The widow and daughter of the founder of Walt Disney Productions said yesterday they have hired a financial adviser to help them "consider alternate means" to represent their interests in the running of the entertainment giant.
It was not immediately clear what Lillian B. Disney and her daughter, Sharon Disney Lund, are seeking. Lund was elected two weeks ago to Disney's board.
The women made the statement in a filing with the Securities and Exchange Commission. The company, in a statement of its own late yesterday, said the women had to file with the SEC because their combined holdings exceeded 5 percent of Disney's stock. Between them, Disney and Lund own 5.5 percent of the company.

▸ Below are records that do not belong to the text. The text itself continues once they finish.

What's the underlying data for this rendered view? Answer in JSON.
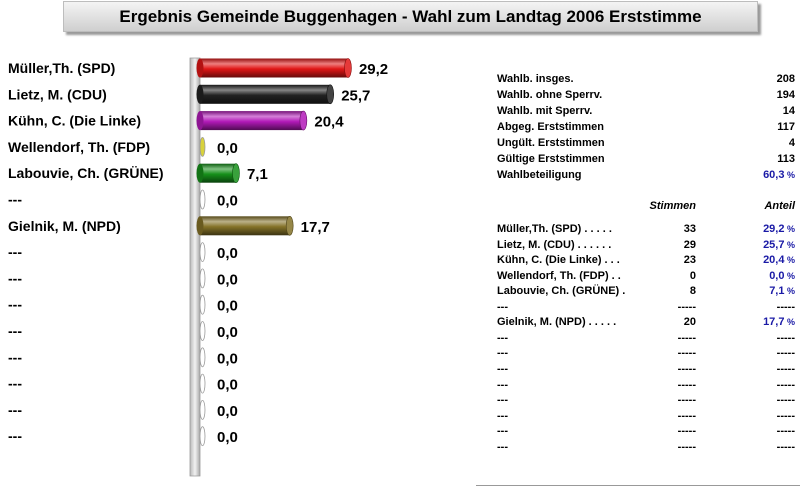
{
  "title": "Ergebnis Gemeinde Buggenhagen -  Wahl zum Landtag 2006 Erststimme",
  "chart_data": {
    "type": "bar",
    "orientation": "horizontal",
    "xlim": [
      0,
      30
    ],
    "categories": [
      "Müller,Th. (SPD)",
      "Lietz, M. (CDU)",
      "Kühn, C. (Die Linke)",
      "Wellendorf, Th. (FDP)",
      "Labouvie, Ch. (GRÜNE)",
      "---",
      "Gielnik, M. (NPD)",
      "---",
      "---",
      "---",
      "---",
      "---",
      "---",
      "---",
      "---"
    ],
    "values": [
      29.2,
      25.7,
      20.4,
      0.0,
      7.1,
      0.0,
      17.7,
      0.0,
      0.0,
      0.0,
      0.0,
      0.0,
      0.0,
      0.0,
      0.0
    ],
    "value_labels": [
      "29,2",
      "25,7",
      "20,4",
      "0,0",
      "7,1",
      "0,0",
      "17,7",
      "0,0",
      "0,0",
      "0,0",
      "0,0",
      "0,0",
      "0,0",
      "0,0",
      "0,0"
    ],
    "colors": [
      "#e01616",
      "#222222",
      "#b21ab8",
      "#d8d23c",
      "#16901a",
      "#dddddd",
      "#847228",
      "#dddddd",
      "#dddddd",
      "#dddddd",
      "#dddddd",
      "#dddddd",
      "#dddddd",
      "#dddddd",
      "#dddddd"
    ]
  },
  "summary": [
    {
      "label": "Wahlb. insges.",
      "value": "208"
    },
    {
      "label": "Wahlb. ohne Sperrv.",
      "value": "194"
    },
    {
      "label": "Wahlb. mit Sperrv.",
      "value": "14"
    },
    {
      "label": "Abgeg. Erststimmen",
      "value": "117"
    },
    {
      "label": "Ungült. Erststimmen",
      "value": "4"
    },
    {
      "label": "Gültige Erststimmen",
      "value": "113"
    },
    {
      "label": "Wahlbeteiligung",
      "value": "60,3",
      "unit": " %"
    }
  ],
  "table": {
    "headers": {
      "votes": "Stimmen",
      "share": "Anteil"
    },
    "rows": [
      {
        "name": "Müller,Th. (SPD)  .  .  .  .  .",
        "votes": "33",
        "share": "29,2",
        "unit": " %"
      },
      {
        "name": "Lietz, M. (CDU)  .  .  .  .  .  .",
        "votes": "29",
        "share": "25,7",
        "unit": " %"
      },
      {
        "name": "Kühn, C. (Die Linke)  .  .  .",
        "votes": "23",
        "share": "20,4",
        "unit": " %"
      },
      {
        "name": "Wellendorf, Th. (FDP)  .  .",
        "votes": "0",
        "share": "0,0",
        "unit": " %"
      },
      {
        "name": "Labouvie, Ch. (GRÜNE)  .",
        "votes": "8",
        "share": "7,1",
        "unit": " %"
      },
      {
        "name": "---",
        "votes": "-----",
        "share": "-----",
        "unit": ""
      },
      {
        "name": "Gielnik, M. (NPD)  .  .  .  .  .",
        "votes": "20",
        "share": "17,7",
        "unit": " %"
      },
      {
        "name": "---",
        "votes": "-----",
        "share": "-----",
        "unit": ""
      },
      {
        "name": "---",
        "votes": "-----",
        "share": "-----",
        "unit": ""
      },
      {
        "name": "---",
        "votes": "-----",
        "share": "-----",
        "unit": ""
      },
      {
        "name": "---",
        "votes": "-----",
        "share": "-----",
        "unit": ""
      },
      {
        "name": "---",
        "votes": "-----",
        "share": "-----",
        "unit": ""
      },
      {
        "name": "---",
        "votes": "-----",
        "share": "-----",
        "unit": ""
      },
      {
        "name": "---",
        "votes": "-----",
        "share": "-----",
        "unit": ""
      },
      {
        "name": "---",
        "votes": "-----",
        "share": "-----",
        "unit": ""
      }
    ]
  }
}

The company statement said the two women "have no intention of disposing of their shareholdings in the company, and that they have met with current management of the company and are fully supportive of the company and its management."
The two women, who could not be reached for comment, between them own 1.86 million Disney shares. They are believed by many observers to be allied with other Disney family members and the company's largest shareholders, the Bass family of Texas, in debates on company policy.
But in their filing with the SEC yesterday, the women said they had hired Dillon Read & Co., an investment banking firm, "to consider alternative means by which their interests may more effectively be represented in the establishment of the policies and direction of the company ." The statement did not elaborate, although Disney and Lund said they had "no present plans or proposals."
Earlier this year, another family member, Roy Disney, Walt Disney's nephew, quit the company's board and threatened a takeover challenge in protest against management of the company by then-president Ron Miller, formerly the husband of another of Walt Disney's daughters. Roy Disney later rejoined the board, but he was instrumental in the ouster of Miller several weeks ago.